NVIDIA Kepler speculation thread

The really big assumption in all those numbers is that nVidia really can deliver on their claims of 2.5x DP perf/watt :) Also, who knows what baseline they're using for comparison. The other important but reasonable assumption of course is that Kepler DP=1/2SP.

nVidia's promises aside, AMD has already proven it's possible to fit 2000 1D ALUs into a <400mm^2 die running at 1Ghz. Kepler probably doesn't need to get anywhere near those numbers to be competitive though.
 
nVidia's promises aside, AMD has already proven it's possible to fit 2000 1D ALUs into a <400mm^2 die running at 1Ghz. Kepler probably doesn't need to get anywhere near those numbers to be competitive though.
That is a rather curious detail , 2048 1D ALU, Does that mean that AMD's new ALUs are still smaller than NVIDIA's (when they are shrunk to 28nm)?

I am talking about transistor interstate used purely for math here , excluding the additional circuitry necessary for high frequency operation in case of NVIDIA ALUs.

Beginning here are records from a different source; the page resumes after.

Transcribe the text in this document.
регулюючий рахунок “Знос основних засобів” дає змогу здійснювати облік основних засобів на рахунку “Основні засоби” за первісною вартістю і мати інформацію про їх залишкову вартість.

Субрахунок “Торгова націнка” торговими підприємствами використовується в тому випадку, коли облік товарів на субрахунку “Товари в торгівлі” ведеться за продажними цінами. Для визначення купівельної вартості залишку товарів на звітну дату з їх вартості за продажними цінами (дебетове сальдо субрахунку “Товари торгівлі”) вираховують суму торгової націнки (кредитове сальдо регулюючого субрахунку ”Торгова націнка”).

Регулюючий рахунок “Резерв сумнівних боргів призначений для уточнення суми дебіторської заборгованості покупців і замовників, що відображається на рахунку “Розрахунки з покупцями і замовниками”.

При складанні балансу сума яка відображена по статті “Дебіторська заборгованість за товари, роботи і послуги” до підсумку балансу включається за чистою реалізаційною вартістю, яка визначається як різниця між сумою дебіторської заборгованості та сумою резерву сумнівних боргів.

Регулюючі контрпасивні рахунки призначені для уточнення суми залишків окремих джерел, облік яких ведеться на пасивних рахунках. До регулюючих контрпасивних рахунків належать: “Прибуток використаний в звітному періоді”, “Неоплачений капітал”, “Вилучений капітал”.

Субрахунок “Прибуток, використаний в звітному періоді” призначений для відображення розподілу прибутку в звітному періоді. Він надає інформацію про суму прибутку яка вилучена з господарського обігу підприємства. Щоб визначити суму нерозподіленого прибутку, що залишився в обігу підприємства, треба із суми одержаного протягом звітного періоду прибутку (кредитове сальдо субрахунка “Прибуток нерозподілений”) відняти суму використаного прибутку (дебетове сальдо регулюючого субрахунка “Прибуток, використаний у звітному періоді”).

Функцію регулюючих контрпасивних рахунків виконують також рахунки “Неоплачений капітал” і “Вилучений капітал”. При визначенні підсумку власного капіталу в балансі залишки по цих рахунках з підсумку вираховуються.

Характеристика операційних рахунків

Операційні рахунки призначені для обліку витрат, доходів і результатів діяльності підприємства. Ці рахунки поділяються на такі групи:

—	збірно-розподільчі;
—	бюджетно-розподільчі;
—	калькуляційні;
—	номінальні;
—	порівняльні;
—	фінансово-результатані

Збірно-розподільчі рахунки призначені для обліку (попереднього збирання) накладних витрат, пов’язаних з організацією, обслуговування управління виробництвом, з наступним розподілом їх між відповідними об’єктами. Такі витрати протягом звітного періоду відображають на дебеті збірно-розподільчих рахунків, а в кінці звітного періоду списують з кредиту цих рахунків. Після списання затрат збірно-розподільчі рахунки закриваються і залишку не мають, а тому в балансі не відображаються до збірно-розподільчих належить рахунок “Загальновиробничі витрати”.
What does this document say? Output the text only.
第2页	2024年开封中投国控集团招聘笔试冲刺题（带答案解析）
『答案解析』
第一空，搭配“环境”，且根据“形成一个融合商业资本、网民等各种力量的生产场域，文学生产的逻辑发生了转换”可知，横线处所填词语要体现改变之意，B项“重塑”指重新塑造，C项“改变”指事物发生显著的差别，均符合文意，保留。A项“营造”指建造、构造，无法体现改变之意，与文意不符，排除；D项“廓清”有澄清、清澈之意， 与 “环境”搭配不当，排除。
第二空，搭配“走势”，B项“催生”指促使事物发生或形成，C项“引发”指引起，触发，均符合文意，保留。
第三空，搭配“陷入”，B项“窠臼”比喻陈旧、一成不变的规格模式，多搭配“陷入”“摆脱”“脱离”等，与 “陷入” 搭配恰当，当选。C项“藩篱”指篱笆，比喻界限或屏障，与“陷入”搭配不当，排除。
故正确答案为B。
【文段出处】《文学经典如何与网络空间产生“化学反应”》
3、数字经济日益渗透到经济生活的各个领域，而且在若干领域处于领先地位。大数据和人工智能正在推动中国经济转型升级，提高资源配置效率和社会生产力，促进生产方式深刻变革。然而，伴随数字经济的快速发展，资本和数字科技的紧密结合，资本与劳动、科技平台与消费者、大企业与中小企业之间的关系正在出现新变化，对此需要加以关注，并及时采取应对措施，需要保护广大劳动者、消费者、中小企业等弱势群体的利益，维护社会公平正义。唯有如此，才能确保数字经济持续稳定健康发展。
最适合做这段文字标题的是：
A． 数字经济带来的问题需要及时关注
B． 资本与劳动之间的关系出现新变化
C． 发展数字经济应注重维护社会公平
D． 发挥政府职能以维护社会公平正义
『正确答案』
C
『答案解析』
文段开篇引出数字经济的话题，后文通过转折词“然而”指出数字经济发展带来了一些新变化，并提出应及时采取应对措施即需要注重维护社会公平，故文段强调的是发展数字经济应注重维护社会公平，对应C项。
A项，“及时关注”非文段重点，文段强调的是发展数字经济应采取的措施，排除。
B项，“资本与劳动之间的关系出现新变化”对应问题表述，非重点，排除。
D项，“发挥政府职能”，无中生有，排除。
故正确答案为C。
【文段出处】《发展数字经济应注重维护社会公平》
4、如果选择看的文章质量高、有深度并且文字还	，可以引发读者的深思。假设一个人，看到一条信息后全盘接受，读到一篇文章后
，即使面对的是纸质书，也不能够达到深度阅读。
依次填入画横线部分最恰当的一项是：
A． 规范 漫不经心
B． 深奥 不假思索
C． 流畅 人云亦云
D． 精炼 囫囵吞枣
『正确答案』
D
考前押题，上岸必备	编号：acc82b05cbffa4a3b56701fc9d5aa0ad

In other words , If NVIDIA opted for a similar AMD approach for frequency (ousted hot clock) , will their ALUs have the same relative size ?
 
In other words , If NVIDIA opted for a similar AMD approach for frequency (ousted hot clock) , will their ALUs have the same relative size ?

Good question. I don't know much about the subject but their ALU designs differ enough that it's probably fair to assume they won't be sized similarly even if they're both 1D. There's the big difference in DP throughput to start with (1/2 on Fermi vs 1/4 on Tahiti). GCN has the QSAD instruction and does interpolation and special functions on the main ALUs. Fermi has the separate SFU array for interpolation and transcendentals.

Also, there's the possibility of a full overhaul of the design. There's an nvidia patent describing a single jack-of-all trades ALU that does DP, transcendentals, interpolation and yes, even texture filtering :)shock:).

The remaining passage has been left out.